„Explicit! Coming to Terms with Pornography“ in Potsdam

Reihenuntersuchung


Ausgestellte Kunst beim Pornfilmfestival 2010

Ausgestellte Kunst beim Pornfilmfestival 2010

Kürzlich entbrannte in einer sehr kleinen Berliner Bar ein mittelschwerer Disput. Das Thema: Sex. Sicher, ungewöhnlich ist dies nicht. Der Ausgang hingegen schon. Plötzlich wandte sich eine Partei demonstrativ ab. Und zwar mit folgendem Satz: „Wieso müssen wir da überhaupt drüber reden? Sprich halt mit deinem Typen über das, was du geil findest, aber geh mir nicht auf den Sack.“ So ungefähr war das. Ganz unrichtig ist das wohl nicht. Wenn auch ein wenig grob. Denn die Frage, ob wir diese Praxis ewig widerkäuen müssen, stellt sich gelegentlich tatsächlich. Mit der Zeit wird es wohl einfach etwas fad. Durchaus begrüßenswert also, dass sich einem Aspekt von Sexualität am 25. und 26. Januar in Potsdam von einer anderen Perspektive genähert wird: Mit „Explicit! Coming to Terms with Pornography. An International Conference.“ betritt Porno die akademische Bühne. Und Diskussionen sind nicht nur willkommen, sondern ausdrücklich erwünscht.

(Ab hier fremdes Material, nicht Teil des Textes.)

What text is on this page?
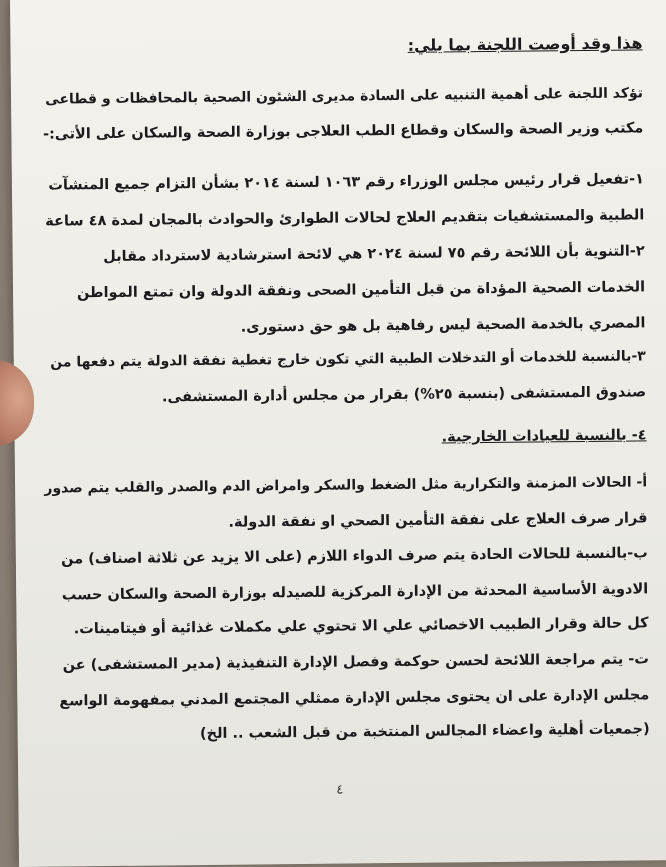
هذا وقد أوصت اللجنة بما يلي:
تؤكد اللجنة على أهمية التنبيه على السادة مديرى الشئون الصحية بالمحافظات و قطاعى
مكتب وزير الصحة والسكان وقطاع الطب العلاجى بوزارة الصحة والسكان على الأتى:-
١-تفعيل قرار رئيس مجلس الوزراء رقم ١٠٦٣ لسنة ٢٠١٤ بشأن التزام جميع المنشآت
الطبية والمستشفيات بتقديم العلاج لحالات الطوارئ والحوادث بالمجان لمدة ٤٨ ساعة
٢-التنوية بأن اللائحة رقم ٧٥ لسنة ٢٠٢٤ هي لائحة استرشادية لاسترداد مقابل
الخدمات الصحية المؤداة من قبل التأمين الصحى ونفقة الدولة وان تمتع المواطن
المصري بالخدمة الصحية ليس رفاهية بل هو حق دستورى.
٣-بالنسبة للخدمات أو التدخلات الطبية التي تكون خارج تغطية نفقة الدولة يتم دفعها من
صندوق المستشفى (بنسبة ٢٥%) بقرار من مجلس أدارة المستشفى.
٤- بالنسبة للعيادات الخارجية.
أ- الحالات المزمنة والتكرارية مثل الضغط والسكر وامراض الدم والصدر والقلب يتم صدور
قرار صرف العلاج على نفقة التأمين الصحي او نفقة الدولة.
ب-بالنسبة للحالات الحادة يتم صرف الدواء اللازم (على الا يزيد عن ثلاثة اصناف) من
الادوية الأساسية المحدثة من الإدارة المركزية للصيدله بوزارة الصحة والسكان حسب
كل حالة وقرار الطبيب الاخصائي علي الا تحتوي علي مكملات غذائية أو فيتامينات.
ت- يتم مراجعة اللائحة لحسن حوكمة وفصل الإدارة التنفيذية (مدير المستشفى) عن
مجلس الإدارة على ان يحتوى مجلس الإدارة ممثلي المجتمع المدني بمفهومة الواسع
(جمعيات أهلية واعضاء المجالس المنتخبة من قبل الشعب .. الخ)
٤
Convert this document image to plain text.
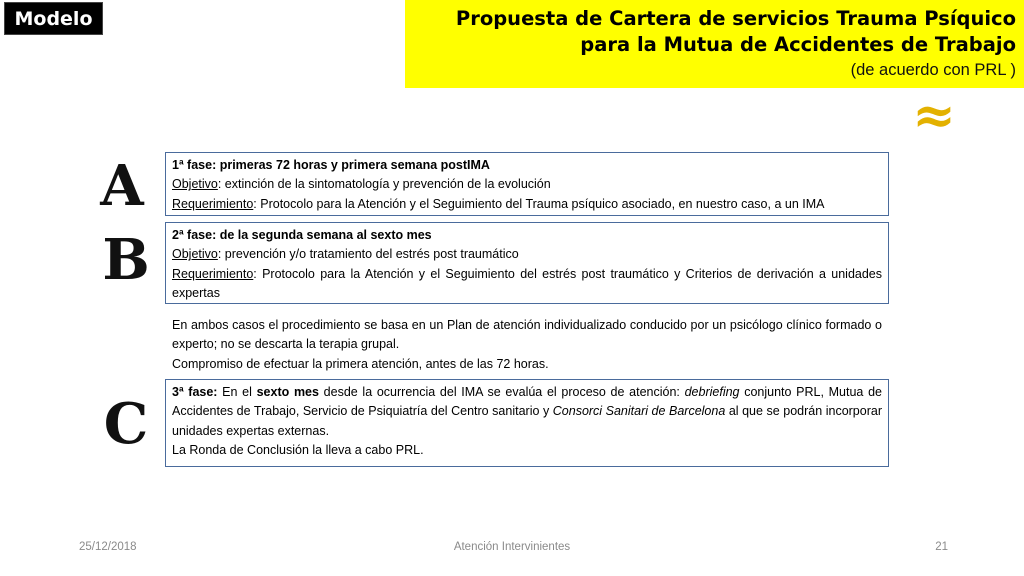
Modelo	Propuesta de Cartera de servicios Trauma Psíquico
para la Mutua de Accidentes de Trabajo
(de acuerdo con PRL )
≈
A
B
C
1ª fase: primeras 72 horas y primera semana postIMA
Objetivo: extinción de la sintomatología y prevención de la evolución
Requerimiento: Protocolo para la Atención y el Seguimiento del Trauma psíquico asociado, en nuestro caso, a un IMA
2ª fase: de la segunda semana al sexto mes
Objetivo: prevención y/o tratamiento del estrés post traumático
Requerimiento: Protocolo para la Atención y el Seguimiento del estrés post traumático y Criterios de derivación a unidades expertas
En ambos casos el procedimiento se basa en un Plan de atención individualizado conducido por un psicólogo clínico formado o experto; no se descarta la terapia grupal.
Compromiso de efectuar la primera atención, antes de las 72 horas.
3ª fase: En el sexto mes desde la ocurrencia del IMA se evalúa el proceso de atención: debriefing conjunto PRL, Mutua de Accidentes de Trabajo, Servicio de Psiquiatría del Centro sanitario y Consorci Sanitari de Barcelona al que se podrán incorporar unidades expertas externas.
La Ronda de Conclusión la lleva a cabo PRL.
25/12/2018	Atención Intervinientes	21
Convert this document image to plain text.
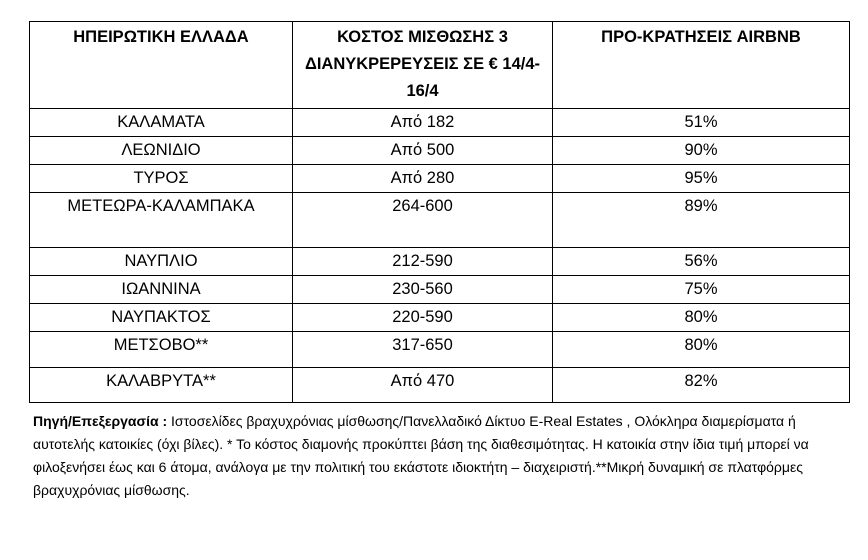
ΗΠΕΙΡΩΤΙΚΗ ΕΛΛΑΔΑ	ΚΟΣΤΟΣ ΜΙΣΘΩΣΗΣ 3 ΔΙΑΝΥΚΡΕΡΕΥΣΕΙΣ ΣΕ € 14/4-16/4	ΠΡΟ-ΚΡΑΤΗΣΕΙΣ AIRBNB
ΚΑΛΑΜΑΤΑ	Από 182	51%
ΛΕΩΝΙΔΙΟ	Από 500	90%
ΤΥΡΟΣ	Από 280	95%
ΜΕΤΕΩΡΑ-ΚΑΛΑΜΠΑΚΑ	264-600	89%
ΝΑΥΠΛΙΟ	212-590	56%
ΙΩΑΝΝΙΝΑ	230-560	75%
ΝΑΥΠΑΚΤΟΣ	220-590	80%
ΜΕΤΣΟΒΟ**	317-650	80%
ΚΑΛΑΒΡΥΤΑ**	Από 470	82%
Πηγή/Επεξεργασία : Ιστοσελίδες βραχυχρόνιας μίσθωσης/Πανελλαδικό Δίκτυο E-Real Estates , Ολόκληρα διαμερίσματα ή αυτοτελής κατοικίες (όχι βίλες). * Το κόστος διαμονής προκύπτει βάση της διαθεσιμότητας. Η κατοικία στην ίδια τιμή μπορεί να φιλοξενήσει έως και 6 άτομα, ανάλογα με την πολιτική του εκάστοτε ιδιοκτήτη – διαχειριστή.**Μικρή δυναμική σε πλατφόρμες βραχυχρόνιας μίσθωσης.
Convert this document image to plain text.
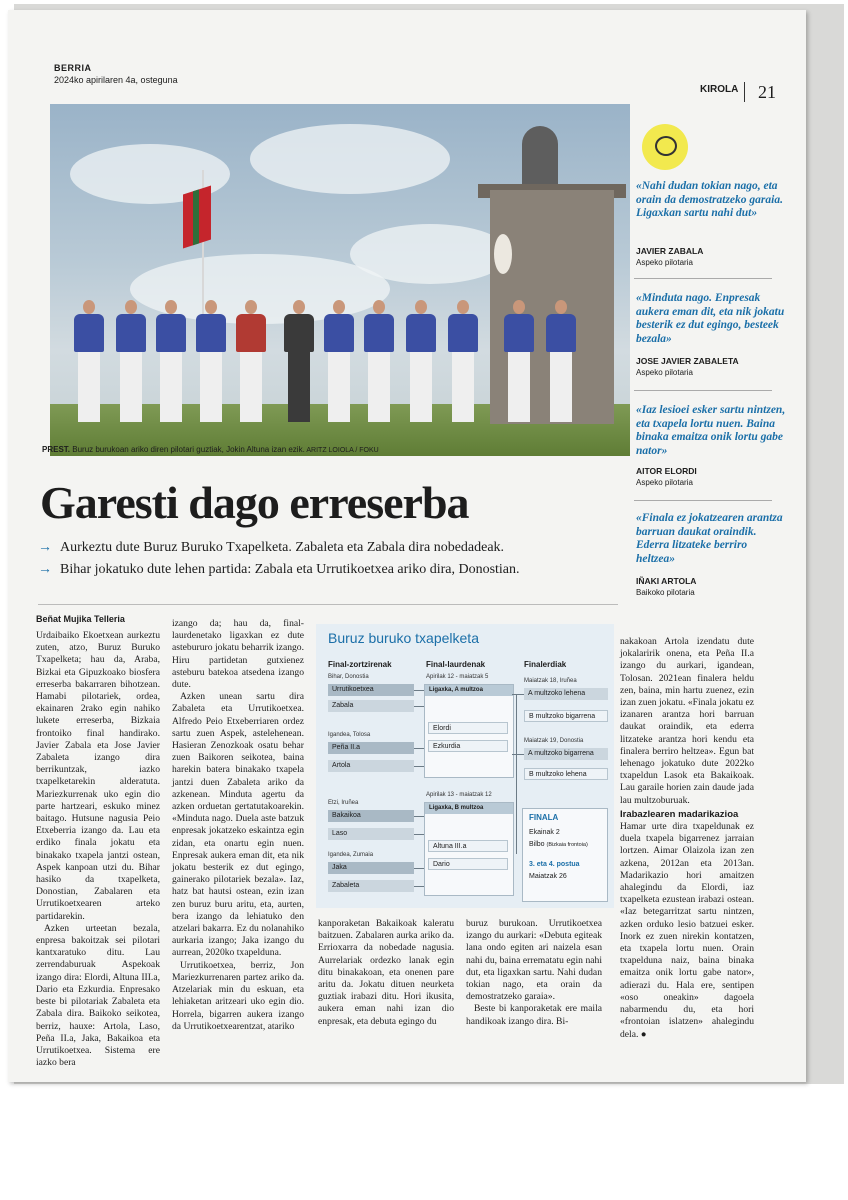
BERRIA
2024ko apirilaren 4a, osteguna
KIROLA 21
PREST. Buruz burukoan ariko diren pilotari guztiak, Jokin Altuna izan ezik. ARITZ LOIOLA / FOKU
«Nahi dudan tokian nago, eta orain da demostratzeko garaia. Ligaxkan sartu nahi dut»
JAVIER ZABALA
Aspeko pilotaria
«Minduta nago. Enpresak aukera eman dit, eta nik jokatu besterik ez dut egingo, besteek bezala»
JOSE JAVIER ZABALETA
Aspeko pilotaria
«Iaz lesioei esker sartu nintzen, eta txapela lortu nuen. Baina binaka emaitza onik lortu gabe nator»
AITOR ELORDI
Aspeko pilotaria
«Finala ez jokatzearen arantza barruan daukat oraindik. Ederra litzateke berriro heltzea»
IÑAKI ARTOLA
Baikoko pilotaria
Garesti dago erreserba
→ Aurkeztu dute Buruz Buruko Txapelketa. Zabaleta eta Zabala dira nobedadeak.
→ Bihar jokatuko dute lehen partida: Zabala eta Urrutikoetxea ariko dira, Donostian.
Beñat Mujika Telleria

Urdaibaiko Ekoetxean aurkeztu zuten, atzo, Buruz Buruko Txapelketa; hau da, Araba, Bizkai eta Gipuzkoako biosfera erreserba bakarraren bihotzean. Hamabi pilotariek, ordea, ekainaren 2rako egin nahiko lukete erreserba, Bizkaia frontoiko final handirako. Javier Zabala eta Jose Javier Zabaleta izango dira berrikuntzak, iazko txapelketarekin alderatuta. Mariezkurrenak uko egin dio parte hartzeari, eskuko minez baitago. Hutsune nagusia Peio Etxeberria izango da. Lau eta erdiko finala jokatu eta binakako txapela jantzi ostean, Aspek kanpoan utzi du. Bihar hasiko da txapelketa, Donostian, Zabalaren eta Urrutikoetxearen arteko partidarekin.

Azken urteetan bezala, enpresa bakoitzak sei pilotari kantxaratuko ditu. Lau zerrendaburuak Aspekoak izango dira: Elordi, Altuna III.a, Dario eta Ezkurdia. Enpresako beste bi pilotariak Zabaleta eta Zabala dira. Baikoko seikotea, berriz, hauxe: Artola, Laso, Peña II.a, Jaka, Bakaikoa eta Urrutikoetxea. Sistema ere iazko bera

izango da; hau da, final-laurdenetako ligaxkan ez dute astebururo jokatu beharrik izango. Hiru partidetan gutxienez asteburu batekoa atsedena izango dute.

Azken unean sartu dira Zabaleta eta Urrutikoetxea. Alfredo Peio Etxeberriaren ordez sartu zuen Aspek, astelehenean. Hasieran Zenozkoak osatu behar zuen Baikoren seikotea, baina harekin batera binakako txapela jantzi duen Zabaleta ariko da azkenean. Minduta agertu da azken orduetan gertatutakoarekin. «Minduta nago. Duela aste batzuk enpresak jokatzeko eskaintza egin zidan, eta onartu egin nuen. Enpresak aukera eman dit, eta nik jokatu besterik ez dut egingo, gainerako pilotariek bezala». Iaz, hatz bat hautsi ostean, ezin izan zen buruz buru aritu, eta, aurten, bera izango da lehiatuko den atzelari bakarra. Ez du nolanahiko aurkaria izango; Jaka izango du aurrean, 2020ko txapelduna.

Urrutikoetxea, berriz, Jon Mariezkurrenaren partez ariko da. Atzelariak min du eskuan, eta lehiaketan aritzeari uko egin dio. Horrela, bigarren aukera izango da Urrutikoetxearentzat, atariko

kanporaketan Bakaikoak kaleratu baitzuen. Zabalaren aurka ariko da. Errioxarra da nobedade nagusia. Aurrelariak ordezko lanak egin ditu binakakoan, eta onenen pare aritu da. Jokatu dituen neurketa guztiak irabazi ditu. Hori ikusita, aukera eman nahi izan dio enpresak, eta debuta egingo du

buruz burukoan. Urrutikoetxea izango du aurkari: «Debuta egiteak lana ondo egiten ari naizela esan nahi du, baina errematatu egin nahi dut, eta ligaxkan sartu. Nahi dudan tokian nago, eta orain da demostratzeko garaia».

Beste bi kanporaketak ere maila handikoak izango dira. Bi-

nakakoan Artola izendatu dute jokalaririk onena, eta Peña II.a izango du aurkari, igandean, Tolosan. 2021ean finalera heldu zen, baina, min hartu zuenez, ezin izan zuen jokatu. «Finala jokatu ez izanaren arantza hori barruan daukat oraindik, eta ederra litzateke arantza hori kendu eta finalera berriro heltzea». Egun bat lehenago jokatuko dute 2022ko txapeldun Lasok eta Bakaikoak. Lau garaile horien zain daude jada lau multzoburuak.

Irabazlearen madarikazioa

Hamar urte dira txapeldunak ez duela txapela bigarrenez jarraian lortzen. Aimar Olaizola izan zen azkena, 2012an eta 2013an. Madarikazio hori amaitzen ahalegindu da Elordi, iaz txapelketa ezustean irabazi ostean. «Iaz betegarritzat sartu nintzen, azken orduko lesio batzuei esker. Inork ez zuen nirekin kontatzen, eta txapela lortu nuen. Orain txapelduna naiz, baina binaka emaitza onik lortu gabe nator», adierazi du. Hala ere, sentipen «oso oneakin» dagoela nabarmendu du, eta hori «frontoian islatzen» ahalegindu dela. ●

Buruz buruko txapelketa
Final-zortzirenak	Final-laurdenak	Finalerdiak
Bihar, Donostia
Urrutikoetxea
Zabala
Igandea, Tolosa
Peña II.a
Artola
Etzi, Iruñea
Bakaikoa
Laso
Igandea, Zumaia
Jaka
Zabaleta
Apirilak 12 - maiatzak 5
Ligaxka, A multzoa
Elordi
Ezkurdia
Apirilak 13 - maiatzak 12
Ligaxka, B multzoa
Altuna III.a
Dario
Maiatzak 18, Iruñea
A multzoko lehena
B multzoko bigarrena
Maiatzak 19, Donostia
A multzoko bigarrena
B multzoko lehena
FINALA
Ekainak 2
Bilbo (Bizkaia frontoia)
3. eta 4. postua
Maiatzak 26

Einen Grund hierfür liefert Jan Distelmeyer, Professor im Studiengang Europäische Medienwissenschaften und einer der Mitverantwortlichen der Konferenz:  „In der deutschen Gesetzgebung gilt Pornografie noch immer als Verhandlungssache. Aber unsere Gesellschaft muss auch für sich selbst versuchen zu klären, was Pornografie eigentlich ist. Die Frage ist nur, mit welchen Instrumentarium sie das macht.“ Dem Schweigen ein Ende bereiten, über ein hilfreiches Vokabular diskutieren und Definitionen hinterfragen – das sind Aufgaben, denen sich „Explicit!“ im  Filmmuseum Potsdam sowie der FH Potsdam stellen will.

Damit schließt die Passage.